All of the damage and even death from the onslaught of tropical systems were caused by storms that did not make a direct hit in Connecticut. The lesson we should learn: we need to pay close attention to weather patterns during hurricane season. Last year, a strong (and persistent) Bermuda high-pressure system sat off of the East Coast and funneled the remnants of storms toward the Northeast. Despite the damage we experienced, it could have been much worse if these systems had not weakened over land before making it to the state.

One thing we also experienced last summer was a social media backlash to local meteorologists when the forecast changed track or intensity. Local “mets” were called names and some were chastised for over-warning. even when the forecast was verified. Tropical systems are fickle. The track and intensity vary considerably based on atmospheric conditions behind and ahead of the storms. Small nuances can mean big changes.
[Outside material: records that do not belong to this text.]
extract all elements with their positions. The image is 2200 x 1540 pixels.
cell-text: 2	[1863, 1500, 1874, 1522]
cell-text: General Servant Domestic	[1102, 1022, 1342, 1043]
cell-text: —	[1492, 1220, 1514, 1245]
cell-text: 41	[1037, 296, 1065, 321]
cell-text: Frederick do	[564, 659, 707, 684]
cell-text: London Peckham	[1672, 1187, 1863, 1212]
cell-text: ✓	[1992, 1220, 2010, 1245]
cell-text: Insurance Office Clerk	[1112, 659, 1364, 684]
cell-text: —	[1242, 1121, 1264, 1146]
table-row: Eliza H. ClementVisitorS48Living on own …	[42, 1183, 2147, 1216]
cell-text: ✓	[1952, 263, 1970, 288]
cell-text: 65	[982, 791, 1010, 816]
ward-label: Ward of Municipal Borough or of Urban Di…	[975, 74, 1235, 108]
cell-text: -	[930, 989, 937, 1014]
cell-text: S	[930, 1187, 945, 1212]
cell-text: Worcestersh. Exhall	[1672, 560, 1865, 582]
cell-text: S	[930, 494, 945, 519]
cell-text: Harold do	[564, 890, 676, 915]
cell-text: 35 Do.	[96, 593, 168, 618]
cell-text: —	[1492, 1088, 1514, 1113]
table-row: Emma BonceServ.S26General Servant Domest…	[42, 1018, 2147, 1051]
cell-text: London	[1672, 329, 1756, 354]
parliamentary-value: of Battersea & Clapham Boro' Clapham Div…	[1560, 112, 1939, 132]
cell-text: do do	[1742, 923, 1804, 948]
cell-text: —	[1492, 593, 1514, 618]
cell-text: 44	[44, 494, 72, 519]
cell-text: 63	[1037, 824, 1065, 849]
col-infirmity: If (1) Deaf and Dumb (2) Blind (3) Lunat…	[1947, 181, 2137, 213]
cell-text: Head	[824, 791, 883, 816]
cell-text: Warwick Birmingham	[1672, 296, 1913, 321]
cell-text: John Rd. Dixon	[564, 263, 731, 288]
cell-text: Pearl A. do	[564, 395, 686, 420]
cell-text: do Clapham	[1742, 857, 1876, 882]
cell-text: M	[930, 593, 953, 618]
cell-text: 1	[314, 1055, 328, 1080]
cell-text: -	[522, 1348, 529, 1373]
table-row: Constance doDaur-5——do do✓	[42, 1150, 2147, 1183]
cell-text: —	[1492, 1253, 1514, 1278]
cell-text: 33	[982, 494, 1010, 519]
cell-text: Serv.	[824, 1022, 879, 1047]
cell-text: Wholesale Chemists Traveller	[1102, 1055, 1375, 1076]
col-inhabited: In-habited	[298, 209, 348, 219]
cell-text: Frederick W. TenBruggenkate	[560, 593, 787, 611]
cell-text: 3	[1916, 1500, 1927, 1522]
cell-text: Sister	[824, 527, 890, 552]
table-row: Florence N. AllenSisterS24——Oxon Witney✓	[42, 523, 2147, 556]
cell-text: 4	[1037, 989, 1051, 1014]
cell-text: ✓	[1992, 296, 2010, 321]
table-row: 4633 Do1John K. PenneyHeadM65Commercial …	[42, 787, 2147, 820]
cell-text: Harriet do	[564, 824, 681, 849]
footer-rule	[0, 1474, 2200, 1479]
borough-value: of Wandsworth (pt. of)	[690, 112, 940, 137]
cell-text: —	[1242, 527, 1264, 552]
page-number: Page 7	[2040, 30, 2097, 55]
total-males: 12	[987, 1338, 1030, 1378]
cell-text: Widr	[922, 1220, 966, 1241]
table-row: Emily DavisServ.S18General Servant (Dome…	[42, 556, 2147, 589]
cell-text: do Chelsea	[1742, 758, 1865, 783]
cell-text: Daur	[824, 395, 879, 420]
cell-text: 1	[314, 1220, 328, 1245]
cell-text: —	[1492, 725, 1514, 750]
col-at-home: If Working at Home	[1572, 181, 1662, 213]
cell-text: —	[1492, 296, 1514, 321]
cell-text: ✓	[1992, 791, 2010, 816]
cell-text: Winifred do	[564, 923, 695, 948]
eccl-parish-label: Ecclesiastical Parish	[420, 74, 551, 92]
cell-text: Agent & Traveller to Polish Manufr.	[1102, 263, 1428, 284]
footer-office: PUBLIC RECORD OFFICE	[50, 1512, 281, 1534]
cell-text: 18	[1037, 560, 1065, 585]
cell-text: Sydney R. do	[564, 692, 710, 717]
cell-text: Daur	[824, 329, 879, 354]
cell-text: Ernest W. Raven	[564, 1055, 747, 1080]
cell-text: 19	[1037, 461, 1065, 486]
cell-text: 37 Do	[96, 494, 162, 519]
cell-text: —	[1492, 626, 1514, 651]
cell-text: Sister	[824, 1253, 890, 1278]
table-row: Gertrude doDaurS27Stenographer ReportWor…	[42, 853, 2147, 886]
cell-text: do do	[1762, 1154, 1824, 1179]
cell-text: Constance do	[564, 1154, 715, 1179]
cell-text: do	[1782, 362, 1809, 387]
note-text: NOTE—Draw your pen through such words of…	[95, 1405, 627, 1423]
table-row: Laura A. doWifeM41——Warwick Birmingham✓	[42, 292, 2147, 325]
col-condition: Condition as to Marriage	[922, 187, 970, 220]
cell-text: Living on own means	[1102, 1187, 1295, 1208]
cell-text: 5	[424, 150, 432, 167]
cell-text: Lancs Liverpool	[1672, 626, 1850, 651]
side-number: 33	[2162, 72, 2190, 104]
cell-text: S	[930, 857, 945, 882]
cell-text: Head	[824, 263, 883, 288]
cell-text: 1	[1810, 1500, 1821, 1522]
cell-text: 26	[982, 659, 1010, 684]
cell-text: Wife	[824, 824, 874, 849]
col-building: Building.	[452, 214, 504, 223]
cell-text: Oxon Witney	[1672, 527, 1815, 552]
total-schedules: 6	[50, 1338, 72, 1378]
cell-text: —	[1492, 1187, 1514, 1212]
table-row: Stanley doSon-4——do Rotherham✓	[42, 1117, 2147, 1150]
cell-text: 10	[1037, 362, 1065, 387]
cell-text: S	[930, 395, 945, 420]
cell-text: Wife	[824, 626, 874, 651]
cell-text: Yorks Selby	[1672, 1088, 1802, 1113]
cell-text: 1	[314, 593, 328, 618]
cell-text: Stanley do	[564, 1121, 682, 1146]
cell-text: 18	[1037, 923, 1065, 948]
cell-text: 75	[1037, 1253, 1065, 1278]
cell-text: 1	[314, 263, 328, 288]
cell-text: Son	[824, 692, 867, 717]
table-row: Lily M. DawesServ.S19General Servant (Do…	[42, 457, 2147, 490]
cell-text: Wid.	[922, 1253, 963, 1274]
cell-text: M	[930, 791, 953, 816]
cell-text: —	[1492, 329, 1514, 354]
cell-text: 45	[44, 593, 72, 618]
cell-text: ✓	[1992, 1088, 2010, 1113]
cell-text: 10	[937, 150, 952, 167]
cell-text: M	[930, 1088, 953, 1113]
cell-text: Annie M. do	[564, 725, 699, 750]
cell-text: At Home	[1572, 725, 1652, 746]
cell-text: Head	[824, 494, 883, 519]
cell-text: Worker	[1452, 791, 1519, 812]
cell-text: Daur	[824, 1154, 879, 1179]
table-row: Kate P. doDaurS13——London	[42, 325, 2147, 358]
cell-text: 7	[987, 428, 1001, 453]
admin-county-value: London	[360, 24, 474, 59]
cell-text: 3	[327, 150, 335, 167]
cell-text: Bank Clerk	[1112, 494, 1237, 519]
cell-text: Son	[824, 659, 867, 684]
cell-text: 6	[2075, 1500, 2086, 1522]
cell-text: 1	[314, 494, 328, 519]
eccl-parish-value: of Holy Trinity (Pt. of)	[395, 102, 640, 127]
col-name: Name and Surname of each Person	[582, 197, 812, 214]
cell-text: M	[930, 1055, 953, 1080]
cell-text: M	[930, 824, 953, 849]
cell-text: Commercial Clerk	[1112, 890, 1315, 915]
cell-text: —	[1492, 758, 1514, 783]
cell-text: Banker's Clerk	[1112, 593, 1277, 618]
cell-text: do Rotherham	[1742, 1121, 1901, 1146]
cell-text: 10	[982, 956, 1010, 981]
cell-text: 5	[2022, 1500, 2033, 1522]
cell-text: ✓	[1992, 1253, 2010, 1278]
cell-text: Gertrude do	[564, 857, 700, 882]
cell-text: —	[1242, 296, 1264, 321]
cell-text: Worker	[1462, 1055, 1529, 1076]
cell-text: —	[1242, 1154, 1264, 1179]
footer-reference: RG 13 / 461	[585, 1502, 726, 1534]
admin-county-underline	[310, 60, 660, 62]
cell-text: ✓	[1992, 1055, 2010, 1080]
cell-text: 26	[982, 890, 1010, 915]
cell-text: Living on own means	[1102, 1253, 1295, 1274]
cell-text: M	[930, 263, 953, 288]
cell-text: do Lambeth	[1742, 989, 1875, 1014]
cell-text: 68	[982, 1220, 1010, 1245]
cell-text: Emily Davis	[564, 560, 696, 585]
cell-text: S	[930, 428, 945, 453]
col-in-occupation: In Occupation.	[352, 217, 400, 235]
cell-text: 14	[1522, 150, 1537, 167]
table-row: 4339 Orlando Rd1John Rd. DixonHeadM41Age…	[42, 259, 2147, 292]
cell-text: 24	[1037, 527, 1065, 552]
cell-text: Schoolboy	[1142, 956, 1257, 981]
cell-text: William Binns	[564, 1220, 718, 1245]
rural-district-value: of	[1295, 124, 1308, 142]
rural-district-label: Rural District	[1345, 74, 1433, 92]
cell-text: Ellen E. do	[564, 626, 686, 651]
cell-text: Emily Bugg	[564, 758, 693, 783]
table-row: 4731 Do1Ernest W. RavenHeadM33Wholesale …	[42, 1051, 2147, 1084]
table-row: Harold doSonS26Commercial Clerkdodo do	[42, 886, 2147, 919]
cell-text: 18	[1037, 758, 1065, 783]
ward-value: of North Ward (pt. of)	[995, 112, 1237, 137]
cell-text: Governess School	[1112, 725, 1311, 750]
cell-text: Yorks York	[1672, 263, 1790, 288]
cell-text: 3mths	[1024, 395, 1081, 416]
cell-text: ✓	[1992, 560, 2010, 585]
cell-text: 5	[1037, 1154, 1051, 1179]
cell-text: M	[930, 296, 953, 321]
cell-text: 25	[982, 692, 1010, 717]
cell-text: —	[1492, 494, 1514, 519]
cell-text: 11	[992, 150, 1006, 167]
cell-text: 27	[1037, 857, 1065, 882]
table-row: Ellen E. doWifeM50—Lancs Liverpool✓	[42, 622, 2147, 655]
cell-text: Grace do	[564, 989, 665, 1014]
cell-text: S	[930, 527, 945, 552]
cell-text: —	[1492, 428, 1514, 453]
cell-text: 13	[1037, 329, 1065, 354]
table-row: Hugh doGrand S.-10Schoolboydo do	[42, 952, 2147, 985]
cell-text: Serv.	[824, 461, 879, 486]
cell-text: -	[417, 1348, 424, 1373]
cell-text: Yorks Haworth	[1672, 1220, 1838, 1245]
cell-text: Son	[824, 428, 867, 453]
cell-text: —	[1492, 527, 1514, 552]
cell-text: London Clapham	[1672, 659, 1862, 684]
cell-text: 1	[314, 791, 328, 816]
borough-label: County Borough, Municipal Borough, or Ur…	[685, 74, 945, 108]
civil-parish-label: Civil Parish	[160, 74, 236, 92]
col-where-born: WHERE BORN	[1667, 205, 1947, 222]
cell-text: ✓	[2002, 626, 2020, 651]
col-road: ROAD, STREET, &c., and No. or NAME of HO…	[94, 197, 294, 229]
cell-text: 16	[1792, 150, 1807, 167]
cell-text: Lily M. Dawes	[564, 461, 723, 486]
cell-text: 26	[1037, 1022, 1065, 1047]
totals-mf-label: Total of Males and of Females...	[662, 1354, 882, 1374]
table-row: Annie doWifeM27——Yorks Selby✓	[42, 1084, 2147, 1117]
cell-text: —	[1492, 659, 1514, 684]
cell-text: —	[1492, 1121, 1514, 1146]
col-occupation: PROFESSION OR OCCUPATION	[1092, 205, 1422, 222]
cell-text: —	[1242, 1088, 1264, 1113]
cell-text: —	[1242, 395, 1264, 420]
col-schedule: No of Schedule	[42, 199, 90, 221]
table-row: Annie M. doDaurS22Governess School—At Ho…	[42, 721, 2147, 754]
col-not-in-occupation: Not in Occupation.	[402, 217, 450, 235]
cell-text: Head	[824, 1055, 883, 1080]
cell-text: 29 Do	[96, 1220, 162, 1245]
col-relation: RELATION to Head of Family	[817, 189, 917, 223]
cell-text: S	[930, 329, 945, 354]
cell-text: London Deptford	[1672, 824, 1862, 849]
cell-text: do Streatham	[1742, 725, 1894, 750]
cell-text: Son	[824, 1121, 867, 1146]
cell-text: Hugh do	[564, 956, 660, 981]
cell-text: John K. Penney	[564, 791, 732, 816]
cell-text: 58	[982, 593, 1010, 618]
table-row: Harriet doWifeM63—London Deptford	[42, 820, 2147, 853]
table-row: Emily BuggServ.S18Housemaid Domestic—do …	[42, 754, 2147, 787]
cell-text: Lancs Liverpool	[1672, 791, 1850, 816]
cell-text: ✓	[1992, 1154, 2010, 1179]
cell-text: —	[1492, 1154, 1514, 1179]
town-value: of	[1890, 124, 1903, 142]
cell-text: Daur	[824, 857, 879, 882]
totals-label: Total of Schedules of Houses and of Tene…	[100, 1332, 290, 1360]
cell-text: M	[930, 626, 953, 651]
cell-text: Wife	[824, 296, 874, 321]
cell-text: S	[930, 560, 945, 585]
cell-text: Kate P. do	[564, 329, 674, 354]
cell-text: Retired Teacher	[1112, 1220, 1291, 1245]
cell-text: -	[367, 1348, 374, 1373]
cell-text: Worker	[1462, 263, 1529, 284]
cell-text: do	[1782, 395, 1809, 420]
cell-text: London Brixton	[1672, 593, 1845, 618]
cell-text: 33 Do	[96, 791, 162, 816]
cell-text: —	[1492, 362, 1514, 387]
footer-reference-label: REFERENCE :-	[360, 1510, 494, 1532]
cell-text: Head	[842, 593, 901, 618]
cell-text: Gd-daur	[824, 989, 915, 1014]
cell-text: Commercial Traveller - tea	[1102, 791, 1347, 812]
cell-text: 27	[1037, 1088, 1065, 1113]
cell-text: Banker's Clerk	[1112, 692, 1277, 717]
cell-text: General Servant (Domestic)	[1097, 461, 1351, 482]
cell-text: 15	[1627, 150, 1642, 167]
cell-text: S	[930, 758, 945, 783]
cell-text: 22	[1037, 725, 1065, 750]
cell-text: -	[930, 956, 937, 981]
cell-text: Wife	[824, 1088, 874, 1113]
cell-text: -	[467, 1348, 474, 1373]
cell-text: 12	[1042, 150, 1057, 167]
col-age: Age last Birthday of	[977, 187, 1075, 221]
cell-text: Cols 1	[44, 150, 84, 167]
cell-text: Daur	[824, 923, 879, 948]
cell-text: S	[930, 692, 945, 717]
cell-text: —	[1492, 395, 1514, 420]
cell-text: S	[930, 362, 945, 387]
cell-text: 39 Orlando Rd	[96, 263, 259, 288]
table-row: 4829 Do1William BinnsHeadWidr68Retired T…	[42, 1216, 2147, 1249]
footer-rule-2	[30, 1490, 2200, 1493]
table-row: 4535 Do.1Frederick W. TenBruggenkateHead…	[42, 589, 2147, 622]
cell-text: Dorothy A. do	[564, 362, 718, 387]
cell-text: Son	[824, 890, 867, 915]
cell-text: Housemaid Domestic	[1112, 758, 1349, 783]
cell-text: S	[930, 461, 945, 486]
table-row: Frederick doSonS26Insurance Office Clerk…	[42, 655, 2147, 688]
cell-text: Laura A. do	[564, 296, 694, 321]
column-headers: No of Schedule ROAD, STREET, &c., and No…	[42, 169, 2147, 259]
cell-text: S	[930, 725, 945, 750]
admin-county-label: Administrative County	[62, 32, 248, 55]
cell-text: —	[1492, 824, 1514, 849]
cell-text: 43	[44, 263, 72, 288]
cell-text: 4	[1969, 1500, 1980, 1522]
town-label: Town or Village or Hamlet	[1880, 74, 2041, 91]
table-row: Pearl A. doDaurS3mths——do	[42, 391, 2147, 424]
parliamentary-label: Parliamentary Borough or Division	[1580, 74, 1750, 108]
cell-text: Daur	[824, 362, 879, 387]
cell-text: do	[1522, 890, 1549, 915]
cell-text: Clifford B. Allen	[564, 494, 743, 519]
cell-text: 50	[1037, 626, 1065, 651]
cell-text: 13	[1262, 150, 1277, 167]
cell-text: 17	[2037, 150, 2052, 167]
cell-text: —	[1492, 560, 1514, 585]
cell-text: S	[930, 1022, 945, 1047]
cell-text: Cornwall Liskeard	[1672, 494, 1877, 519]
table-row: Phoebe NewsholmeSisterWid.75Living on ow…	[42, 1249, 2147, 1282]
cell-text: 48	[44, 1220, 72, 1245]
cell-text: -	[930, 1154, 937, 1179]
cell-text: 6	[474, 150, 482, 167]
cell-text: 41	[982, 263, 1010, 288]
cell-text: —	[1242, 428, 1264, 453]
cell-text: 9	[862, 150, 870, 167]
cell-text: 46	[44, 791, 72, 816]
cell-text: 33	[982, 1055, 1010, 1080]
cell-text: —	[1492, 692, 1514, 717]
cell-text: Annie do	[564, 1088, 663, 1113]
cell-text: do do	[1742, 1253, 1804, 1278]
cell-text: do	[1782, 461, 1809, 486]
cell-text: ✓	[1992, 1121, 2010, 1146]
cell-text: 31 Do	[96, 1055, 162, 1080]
As a meteorologist who has been forecasting for more than 20 years, I have just one piece of advice going into the upcoming season (and I reiterate this with snow forecasts, too.) Know your source! There are many people with social media accounts who have thousands of followers, but have no meteorological training. Besides finding good sources to follow, we ask that followers realize that while severe weather may have skipped your town, another family may be cleaning up from damage or worse, dealing with loss of life or injuries to a friend or a family member.

Just as meteorology is not an exact science, emergency messages via social media are still evolving. Social media algorithms can delay messages, severe weather can be (and often is) hyper-local and emergency messages are not one-size-fits-all. We try our best to keep people safe. My motto is to “prepare, not scare.” We get the information out for maximum preparation with the hope that people are not caught off-guard by a storm.

The experts at the National Oceanic and Atmospheric Administration (NOAA) expect another active season. The current forecast calls for 14 to 21 named storms, with six to 10 of those storms to form into hurricanes, and three to six to form into major hurricanes (hurricanes of Category 3 or higher, with winds over 111 mph).

Of course, many of these expected storms may stay out to sea. However, as we experienced last summer, we don’t need a direct hit for damage or life-threatening conditions.

It only takes one storm.

Darren Sweeney is an associate professor in the Department of Journalism at Central Connecticut State University and a meteorologist and reporter at NBC Connecticut.